Região já foi responsável pela maior produção do Brasil do século 19, mas foi perdendo importância diante de quebras de safras, que só agora são retomadas
Cultura responsável pelo desenvolvimento do Estado de São Paulo, mas que nas últimas décadas recuou muito em relação aos “tempos dos barões”, o café volta ao radar de produtores do Oeste Paulista. Dessa vez, a aposta é em duas variedades da espécie canéfora: conilon e robusta.
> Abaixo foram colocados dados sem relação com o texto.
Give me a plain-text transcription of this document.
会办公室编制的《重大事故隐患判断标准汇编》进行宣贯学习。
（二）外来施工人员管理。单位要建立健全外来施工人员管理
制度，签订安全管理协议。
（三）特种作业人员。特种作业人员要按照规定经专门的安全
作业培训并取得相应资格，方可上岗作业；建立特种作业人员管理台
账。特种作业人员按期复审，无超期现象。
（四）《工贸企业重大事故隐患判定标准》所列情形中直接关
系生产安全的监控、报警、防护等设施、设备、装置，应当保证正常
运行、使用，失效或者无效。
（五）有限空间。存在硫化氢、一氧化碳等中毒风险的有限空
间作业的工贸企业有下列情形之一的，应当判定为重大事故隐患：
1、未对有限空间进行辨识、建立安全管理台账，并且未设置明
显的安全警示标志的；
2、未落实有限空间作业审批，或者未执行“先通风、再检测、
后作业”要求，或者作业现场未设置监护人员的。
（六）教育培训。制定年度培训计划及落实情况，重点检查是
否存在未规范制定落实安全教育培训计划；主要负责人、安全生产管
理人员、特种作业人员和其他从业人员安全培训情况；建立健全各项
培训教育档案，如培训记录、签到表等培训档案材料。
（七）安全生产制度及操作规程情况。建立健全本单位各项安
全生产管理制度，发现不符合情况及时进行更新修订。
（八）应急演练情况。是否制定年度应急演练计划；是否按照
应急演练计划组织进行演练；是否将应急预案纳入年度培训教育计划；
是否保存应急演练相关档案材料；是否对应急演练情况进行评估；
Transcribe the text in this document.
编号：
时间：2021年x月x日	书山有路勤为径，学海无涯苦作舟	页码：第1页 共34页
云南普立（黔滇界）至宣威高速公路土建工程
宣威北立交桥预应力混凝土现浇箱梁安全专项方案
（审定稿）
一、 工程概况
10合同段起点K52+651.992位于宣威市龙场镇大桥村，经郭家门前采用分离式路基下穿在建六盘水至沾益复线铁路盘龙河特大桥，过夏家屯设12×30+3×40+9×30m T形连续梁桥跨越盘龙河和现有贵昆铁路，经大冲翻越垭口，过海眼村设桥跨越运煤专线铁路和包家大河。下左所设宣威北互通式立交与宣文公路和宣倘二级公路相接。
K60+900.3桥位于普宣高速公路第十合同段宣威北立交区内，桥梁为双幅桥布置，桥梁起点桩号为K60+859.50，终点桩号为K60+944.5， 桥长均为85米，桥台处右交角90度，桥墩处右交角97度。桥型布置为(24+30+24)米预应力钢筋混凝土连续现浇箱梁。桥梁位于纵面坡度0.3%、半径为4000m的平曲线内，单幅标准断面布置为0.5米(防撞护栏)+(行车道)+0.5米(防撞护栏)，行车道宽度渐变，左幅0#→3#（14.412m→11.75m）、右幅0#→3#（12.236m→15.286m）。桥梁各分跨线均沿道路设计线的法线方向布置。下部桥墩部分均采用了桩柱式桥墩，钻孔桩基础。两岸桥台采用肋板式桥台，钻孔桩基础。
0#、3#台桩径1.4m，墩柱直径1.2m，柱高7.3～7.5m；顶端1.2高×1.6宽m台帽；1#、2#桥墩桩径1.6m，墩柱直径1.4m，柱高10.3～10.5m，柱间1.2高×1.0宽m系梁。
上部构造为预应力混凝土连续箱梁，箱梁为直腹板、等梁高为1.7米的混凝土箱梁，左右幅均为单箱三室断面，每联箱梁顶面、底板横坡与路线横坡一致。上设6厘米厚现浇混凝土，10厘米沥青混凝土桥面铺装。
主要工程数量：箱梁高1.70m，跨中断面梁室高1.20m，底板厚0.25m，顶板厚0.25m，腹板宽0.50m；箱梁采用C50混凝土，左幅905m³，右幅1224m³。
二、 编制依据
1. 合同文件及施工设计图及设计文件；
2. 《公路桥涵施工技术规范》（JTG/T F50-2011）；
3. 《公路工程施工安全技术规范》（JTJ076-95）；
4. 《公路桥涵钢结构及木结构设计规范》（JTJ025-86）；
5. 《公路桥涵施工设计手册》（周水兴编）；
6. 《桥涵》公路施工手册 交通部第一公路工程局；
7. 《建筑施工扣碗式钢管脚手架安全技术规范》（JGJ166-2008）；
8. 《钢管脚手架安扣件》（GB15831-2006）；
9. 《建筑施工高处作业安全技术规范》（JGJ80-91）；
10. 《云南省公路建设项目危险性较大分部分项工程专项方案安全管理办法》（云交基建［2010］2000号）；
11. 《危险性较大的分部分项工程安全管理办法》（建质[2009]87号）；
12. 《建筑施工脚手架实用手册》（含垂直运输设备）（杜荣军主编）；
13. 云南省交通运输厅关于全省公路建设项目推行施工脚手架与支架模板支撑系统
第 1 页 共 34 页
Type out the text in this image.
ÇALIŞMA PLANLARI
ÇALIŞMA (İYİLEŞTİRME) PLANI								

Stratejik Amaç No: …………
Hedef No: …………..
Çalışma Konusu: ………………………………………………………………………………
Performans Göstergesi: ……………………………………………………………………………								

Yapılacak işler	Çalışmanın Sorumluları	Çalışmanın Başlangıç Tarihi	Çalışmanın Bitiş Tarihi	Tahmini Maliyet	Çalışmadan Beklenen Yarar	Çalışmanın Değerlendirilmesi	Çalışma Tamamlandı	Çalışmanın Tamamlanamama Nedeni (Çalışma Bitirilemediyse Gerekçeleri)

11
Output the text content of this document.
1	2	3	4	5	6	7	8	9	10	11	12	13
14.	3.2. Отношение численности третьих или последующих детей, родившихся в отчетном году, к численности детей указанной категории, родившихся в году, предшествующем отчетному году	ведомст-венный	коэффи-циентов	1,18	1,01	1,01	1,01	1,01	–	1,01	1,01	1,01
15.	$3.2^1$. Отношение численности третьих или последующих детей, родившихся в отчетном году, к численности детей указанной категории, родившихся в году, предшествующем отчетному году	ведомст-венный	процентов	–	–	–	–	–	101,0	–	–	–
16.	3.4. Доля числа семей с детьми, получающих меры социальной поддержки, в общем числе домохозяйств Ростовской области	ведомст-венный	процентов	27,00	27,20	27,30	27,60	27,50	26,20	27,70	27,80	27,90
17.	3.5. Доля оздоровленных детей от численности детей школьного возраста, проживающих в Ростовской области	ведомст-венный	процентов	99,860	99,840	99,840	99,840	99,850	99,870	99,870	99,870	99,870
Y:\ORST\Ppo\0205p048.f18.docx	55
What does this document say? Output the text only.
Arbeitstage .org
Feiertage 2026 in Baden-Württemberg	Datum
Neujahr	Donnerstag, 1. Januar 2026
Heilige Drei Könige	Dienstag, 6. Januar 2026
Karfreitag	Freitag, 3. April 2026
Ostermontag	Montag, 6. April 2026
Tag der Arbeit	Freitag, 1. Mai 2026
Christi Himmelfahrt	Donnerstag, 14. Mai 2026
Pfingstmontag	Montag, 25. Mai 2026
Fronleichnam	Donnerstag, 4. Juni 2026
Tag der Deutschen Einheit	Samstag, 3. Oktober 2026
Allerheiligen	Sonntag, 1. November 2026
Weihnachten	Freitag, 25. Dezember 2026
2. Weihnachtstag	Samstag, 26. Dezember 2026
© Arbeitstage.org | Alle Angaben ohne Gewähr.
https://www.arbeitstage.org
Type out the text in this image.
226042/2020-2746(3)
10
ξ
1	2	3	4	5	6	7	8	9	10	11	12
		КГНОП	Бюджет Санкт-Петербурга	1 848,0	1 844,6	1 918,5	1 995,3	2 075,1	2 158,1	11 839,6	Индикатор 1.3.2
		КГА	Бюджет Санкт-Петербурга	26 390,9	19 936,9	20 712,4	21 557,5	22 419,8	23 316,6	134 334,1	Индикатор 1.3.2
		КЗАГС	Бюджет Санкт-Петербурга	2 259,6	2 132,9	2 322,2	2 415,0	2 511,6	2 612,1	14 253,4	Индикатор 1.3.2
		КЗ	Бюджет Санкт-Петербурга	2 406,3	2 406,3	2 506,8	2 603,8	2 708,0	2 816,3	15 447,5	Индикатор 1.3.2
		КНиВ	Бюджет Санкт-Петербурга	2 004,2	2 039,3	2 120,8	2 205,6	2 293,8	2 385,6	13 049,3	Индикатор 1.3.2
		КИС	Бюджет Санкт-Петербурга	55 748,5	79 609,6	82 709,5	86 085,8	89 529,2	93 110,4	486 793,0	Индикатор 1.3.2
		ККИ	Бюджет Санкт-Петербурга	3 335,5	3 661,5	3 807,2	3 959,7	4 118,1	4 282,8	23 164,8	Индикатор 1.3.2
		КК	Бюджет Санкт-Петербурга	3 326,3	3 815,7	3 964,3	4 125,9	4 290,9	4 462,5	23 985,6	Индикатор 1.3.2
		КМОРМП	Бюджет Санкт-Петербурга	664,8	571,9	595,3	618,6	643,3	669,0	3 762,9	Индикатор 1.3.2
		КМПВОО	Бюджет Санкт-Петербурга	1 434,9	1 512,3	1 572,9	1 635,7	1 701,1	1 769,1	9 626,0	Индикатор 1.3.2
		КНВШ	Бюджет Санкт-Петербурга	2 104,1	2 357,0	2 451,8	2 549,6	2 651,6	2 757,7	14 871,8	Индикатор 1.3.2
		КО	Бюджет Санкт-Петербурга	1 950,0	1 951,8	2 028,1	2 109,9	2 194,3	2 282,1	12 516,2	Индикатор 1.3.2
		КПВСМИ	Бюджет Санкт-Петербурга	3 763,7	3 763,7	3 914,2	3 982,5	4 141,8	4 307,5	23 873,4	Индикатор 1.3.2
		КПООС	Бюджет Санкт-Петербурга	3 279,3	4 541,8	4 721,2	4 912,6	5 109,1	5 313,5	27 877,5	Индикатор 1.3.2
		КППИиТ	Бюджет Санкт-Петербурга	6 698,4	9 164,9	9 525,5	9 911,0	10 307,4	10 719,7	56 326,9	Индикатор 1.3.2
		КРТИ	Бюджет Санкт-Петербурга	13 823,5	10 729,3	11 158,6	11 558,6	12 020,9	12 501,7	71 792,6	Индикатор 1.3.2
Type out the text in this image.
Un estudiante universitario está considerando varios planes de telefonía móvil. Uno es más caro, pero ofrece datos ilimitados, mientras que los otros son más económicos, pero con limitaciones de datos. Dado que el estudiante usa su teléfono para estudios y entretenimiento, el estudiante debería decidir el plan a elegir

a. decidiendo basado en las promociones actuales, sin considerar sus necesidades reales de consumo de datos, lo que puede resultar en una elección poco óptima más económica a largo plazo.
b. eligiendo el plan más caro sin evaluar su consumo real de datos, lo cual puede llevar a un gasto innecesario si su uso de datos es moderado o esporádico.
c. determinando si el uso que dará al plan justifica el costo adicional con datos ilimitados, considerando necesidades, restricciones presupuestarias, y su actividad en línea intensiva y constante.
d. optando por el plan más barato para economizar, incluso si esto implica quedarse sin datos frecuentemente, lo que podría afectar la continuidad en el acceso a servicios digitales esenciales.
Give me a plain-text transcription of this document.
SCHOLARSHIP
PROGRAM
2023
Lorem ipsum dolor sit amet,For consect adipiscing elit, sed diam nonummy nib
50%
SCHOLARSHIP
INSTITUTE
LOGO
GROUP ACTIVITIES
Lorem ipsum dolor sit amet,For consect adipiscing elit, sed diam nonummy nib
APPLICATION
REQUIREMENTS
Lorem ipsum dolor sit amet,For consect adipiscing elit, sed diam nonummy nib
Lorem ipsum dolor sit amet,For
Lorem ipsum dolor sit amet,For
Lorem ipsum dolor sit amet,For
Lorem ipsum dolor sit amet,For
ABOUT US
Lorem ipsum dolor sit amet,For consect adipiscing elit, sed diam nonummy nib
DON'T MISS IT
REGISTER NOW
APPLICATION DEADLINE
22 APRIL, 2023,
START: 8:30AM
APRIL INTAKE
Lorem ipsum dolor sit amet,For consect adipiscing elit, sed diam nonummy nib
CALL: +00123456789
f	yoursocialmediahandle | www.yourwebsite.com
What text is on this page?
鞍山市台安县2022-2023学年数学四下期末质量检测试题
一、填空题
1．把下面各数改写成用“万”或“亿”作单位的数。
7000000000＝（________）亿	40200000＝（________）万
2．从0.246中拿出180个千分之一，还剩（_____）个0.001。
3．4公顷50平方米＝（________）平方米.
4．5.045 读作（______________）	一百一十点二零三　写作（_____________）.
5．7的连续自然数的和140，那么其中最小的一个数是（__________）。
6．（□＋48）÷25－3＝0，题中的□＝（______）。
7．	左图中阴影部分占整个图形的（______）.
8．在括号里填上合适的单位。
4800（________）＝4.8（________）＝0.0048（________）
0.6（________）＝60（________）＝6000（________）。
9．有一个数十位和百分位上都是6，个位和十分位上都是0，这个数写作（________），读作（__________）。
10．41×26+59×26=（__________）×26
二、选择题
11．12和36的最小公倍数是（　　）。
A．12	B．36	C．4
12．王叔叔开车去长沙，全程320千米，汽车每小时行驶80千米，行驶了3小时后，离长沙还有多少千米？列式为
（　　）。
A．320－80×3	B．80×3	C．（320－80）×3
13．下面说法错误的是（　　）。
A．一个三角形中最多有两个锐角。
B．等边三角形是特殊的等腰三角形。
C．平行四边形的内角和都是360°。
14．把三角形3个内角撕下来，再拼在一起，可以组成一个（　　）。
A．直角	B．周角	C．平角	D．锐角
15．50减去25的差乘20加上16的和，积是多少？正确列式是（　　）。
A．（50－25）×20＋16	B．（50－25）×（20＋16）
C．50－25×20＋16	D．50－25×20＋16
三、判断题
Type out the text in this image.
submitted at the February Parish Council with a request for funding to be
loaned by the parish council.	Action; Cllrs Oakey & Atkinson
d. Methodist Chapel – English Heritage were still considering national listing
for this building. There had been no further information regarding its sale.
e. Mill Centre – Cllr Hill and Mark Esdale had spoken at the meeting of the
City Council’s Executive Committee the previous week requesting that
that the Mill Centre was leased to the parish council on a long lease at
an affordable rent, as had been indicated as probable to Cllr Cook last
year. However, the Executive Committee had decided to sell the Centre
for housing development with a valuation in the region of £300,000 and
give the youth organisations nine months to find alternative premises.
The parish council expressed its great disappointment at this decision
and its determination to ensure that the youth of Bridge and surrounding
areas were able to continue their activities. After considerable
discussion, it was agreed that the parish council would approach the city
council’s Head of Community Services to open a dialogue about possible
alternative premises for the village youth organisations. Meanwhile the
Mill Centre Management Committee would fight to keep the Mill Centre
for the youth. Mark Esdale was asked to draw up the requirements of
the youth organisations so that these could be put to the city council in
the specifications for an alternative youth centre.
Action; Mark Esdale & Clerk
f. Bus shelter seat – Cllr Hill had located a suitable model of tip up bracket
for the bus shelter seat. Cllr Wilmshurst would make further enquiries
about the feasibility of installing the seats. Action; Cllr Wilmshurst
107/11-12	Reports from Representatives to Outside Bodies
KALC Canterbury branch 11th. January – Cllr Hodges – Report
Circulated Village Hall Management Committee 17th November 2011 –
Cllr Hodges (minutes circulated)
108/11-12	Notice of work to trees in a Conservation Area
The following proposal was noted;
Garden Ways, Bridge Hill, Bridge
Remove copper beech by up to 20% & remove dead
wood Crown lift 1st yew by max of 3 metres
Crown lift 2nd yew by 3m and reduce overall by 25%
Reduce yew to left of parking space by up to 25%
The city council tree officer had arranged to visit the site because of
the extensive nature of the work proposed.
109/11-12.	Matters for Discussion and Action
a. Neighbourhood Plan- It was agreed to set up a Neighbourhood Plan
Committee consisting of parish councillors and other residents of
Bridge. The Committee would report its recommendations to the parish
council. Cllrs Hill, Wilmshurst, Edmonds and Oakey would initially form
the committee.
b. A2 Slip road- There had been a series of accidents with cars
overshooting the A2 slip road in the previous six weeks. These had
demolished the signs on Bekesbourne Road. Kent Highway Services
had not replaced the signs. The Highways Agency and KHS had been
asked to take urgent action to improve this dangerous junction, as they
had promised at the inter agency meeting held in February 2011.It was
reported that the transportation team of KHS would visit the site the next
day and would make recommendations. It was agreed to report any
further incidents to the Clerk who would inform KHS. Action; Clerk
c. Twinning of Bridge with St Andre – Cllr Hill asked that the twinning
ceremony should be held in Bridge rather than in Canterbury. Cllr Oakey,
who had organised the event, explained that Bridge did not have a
As duas variedades já são tradicionalmente produzidas em grande escala no Espírito Santo, Sul da Bahia, Rondônia e Acre. No entanto, após disparada dos preços – que atualmente se equiparam ao café arábica, tradicionalmente plantado em São Paulo e Minas Gerais -, bem como o aumento do interesse nos tipos para a produção de blends para cafés gourmets, famílias que tinham desistido do grão estão prontas para a retomada.
Talles Gabriel Martins da Conceição, sucessor da quarta geração de uma família de cafeicultores, é um dos jovens produtores empolgados com a sua primeira safra de café a ser colhida em 2025 em uma área de apenas meio hectare, em Pindorama (SP), município de cerca de 17 mil habitantes.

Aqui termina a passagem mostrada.